In 2004 Kafisha was wounded during a confrontation with IDF soldiers and his arm was amputated. His contact in Lebanon working for Hezbollah, Kais Ubaid, sent him an artificial arm from Germany. Apparently, Kafisha continued to lead the Nablus Al-Aqsa Martyrs' Brigades with this arm. During another attempt to capture Kafisha it is alleged he lost his eye. During the al-Aqsa Intifada Kafisha took the leading initiative in preparing terror attacks on Israelis, yet the military checkpoints surrounding Nablus denied most of them exit, and Kafisha's activities were frustrated. Though overshadowed by more publicity-friendly terrorists like Zakaria Zubeidi, Kafisha was instrumental in transforming Nablus into the "terror capital of the West Bank," and when he was killed the Brigades were already planning a wave of terror attacks against Israeli civil and military targets on the West Bank.

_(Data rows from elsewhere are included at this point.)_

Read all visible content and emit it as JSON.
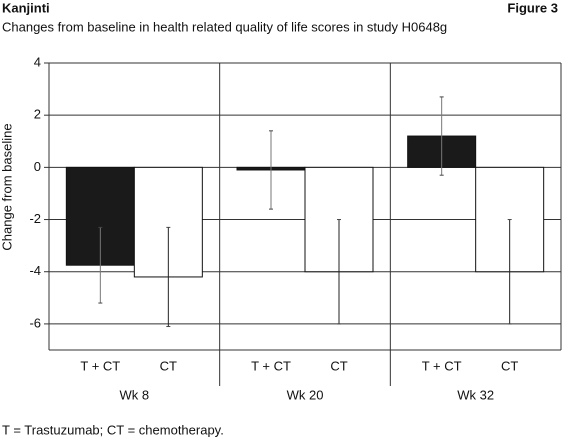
{
  "chart_data": {
    "type": "bar",
    "title": "Kanjinti",
    "figure_label": "Figure 3",
    "subtitle": "Changes from baseline in health related quality of life scores in study H0648g",
    "y_label": "Change from baseline",
    "footnote": "T = Trastuzumab; CT = chemotherapy.",
    "categories": [
      "Wk 8",
      "Wk 20",
      "Wk 32"
    ],
    "series": [
      {
        "name": "T + CT",
        "color": "#1a1a1a",
        "values": [
          -3.75,
          -0.1,
          1.2
        ],
        "errors": [
          1.45,
          1.5,
          1.5
        ]
      },
      {
        "name": "CT",
        "color": "#ffffff",
        "values": [
          -4.2,
          -4.0,
          -4.0
        ],
        "errors": [
          1.9,
          2.0,
          2.0
        ]
      }
    ],
    "ylim": [
      -7,
      4
    ],
    "yticks": [
      4,
      2,
      0,
      -2,
      -4,
      -6
    ],
    "grid": true
  }
}
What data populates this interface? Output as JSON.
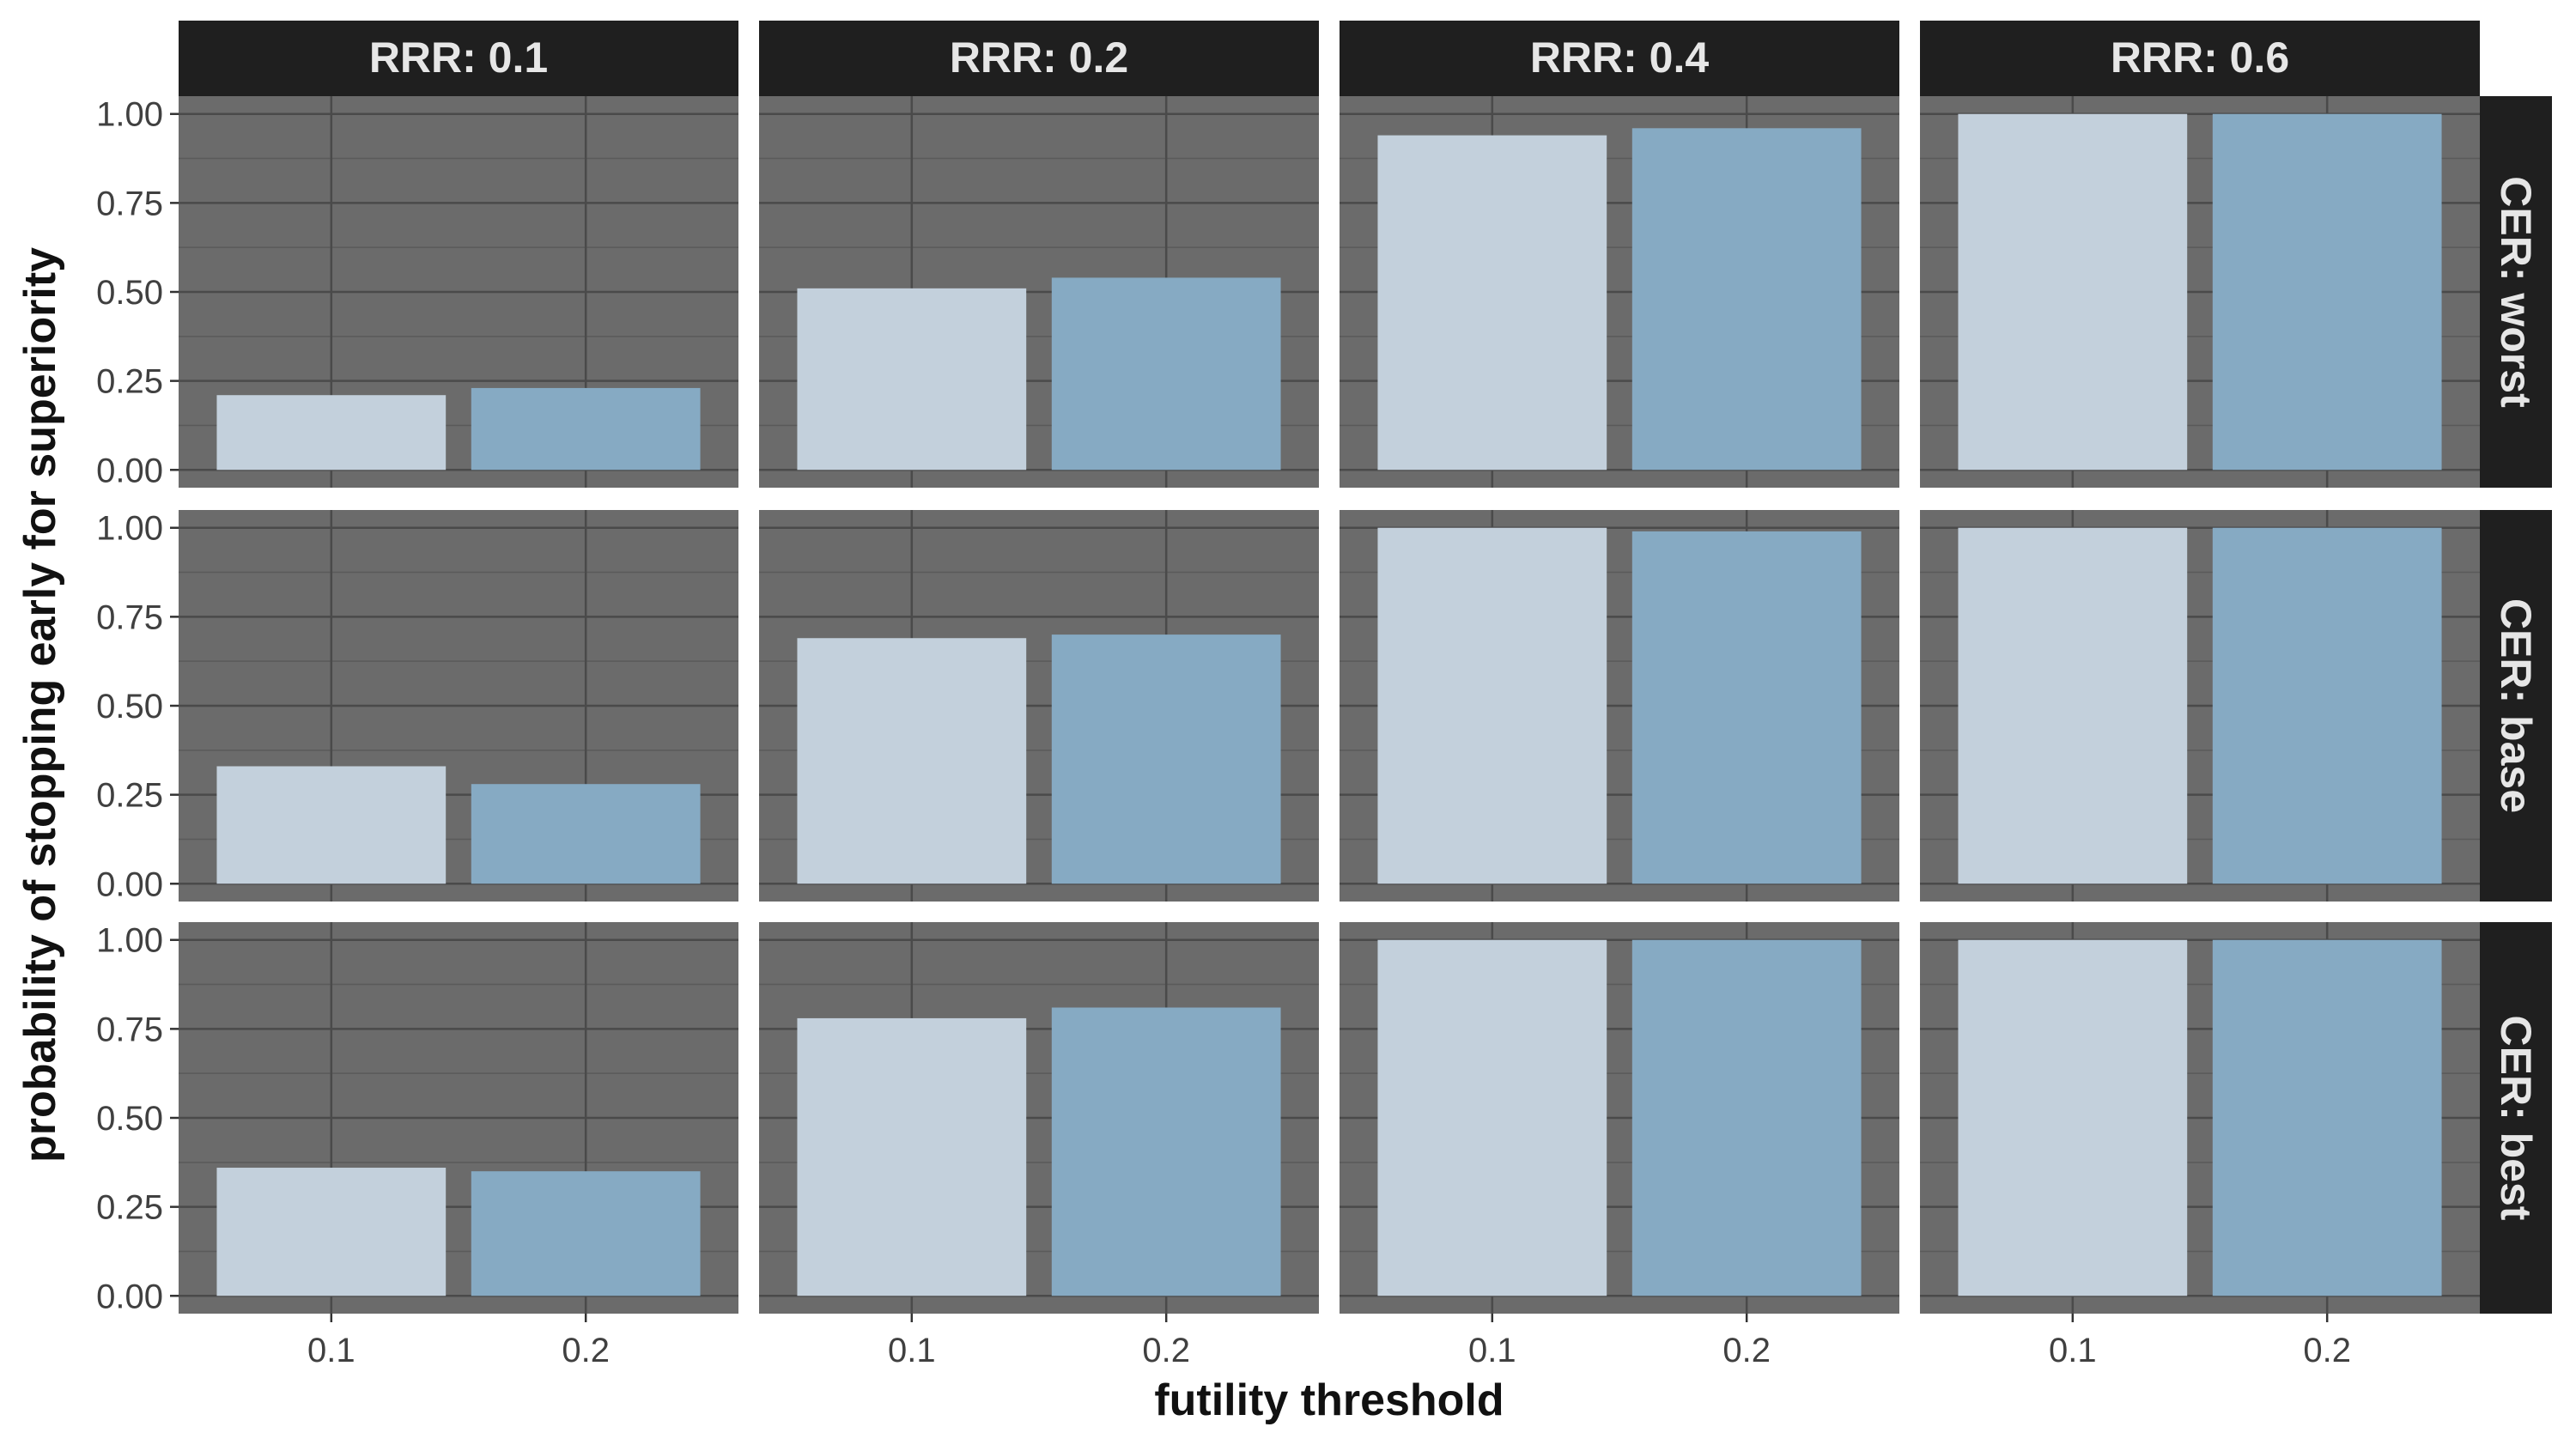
{
  "chart_data": {
    "type": "bar",
    "xlabel": "futility threshold",
    "ylabel": "probability of stopping early for superiority",
    "categories": [
      "0.1",
      "0.2"
    ],
    "ylim": [
      0,
      1
    ],
    "yticks": [
      "0.00",
      "0.25",
      "0.50",
      "0.75",
      "1.00"
    ],
    "col_facets": [
      "RRR: 0.1",
      "RRR: 0.2",
      "RRR: 0.4",
      "RRR: 0.6"
    ],
    "row_facets": [
      "CER: worst",
      "CER: base",
      "CER: best"
    ],
    "bar_colors": [
      "#c3d0dc",
      "#86aac3"
    ],
    "panel_background": "#6b6b6b",
    "strip_background": "#1f1f1f",
    "grid": true,
    "legend": "none",
    "values": [
      [
        [
          0.21,
          0.23
        ],
        [
          0.51,
          0.54
        ],
        [
          0.94,
          0.96
        ],
        [
          1.0,
          1.0
        ]
      ],
      [
        [
          0.33,
          0.28
        ],
        [
          0.69,
          0.7
        ],
        [
          1.0,
          0.99
        ],
        [
          1.0,
          1.0
        ]
      ],
      [
        [
          0.36,
          0.35
        ],
        [
          0.78,
          0.81
        ],
        [
          1.0,
          1.0
        ],
        [
          1.0,
          1.0
        ]
      ]
    ]
  }
}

On July 17, 2006, a bomb attack in Nablus organized by Kafisha killed an Israeli soldier and wounded six others.

On August 31, 2006, Kafisha was killed during a random ambush by the Israeli 93rd "Haruv" battalion of the Kfir Brigade. The killing of Kafisha was unexpected, in that he had been in hiding for much of the past decade, and only later did the Israelis discover that they had killed the man described as the most-wanted man in the West Bank. Kafisha's status placed him only behind the leaders of Hamas's Izz ad-Din al-Qassam Brigades, Mohammed Deif and Ahmed al-Jabari of the Gaza Strip in terms of notoriety in the Israeli intelligence wanted lineup.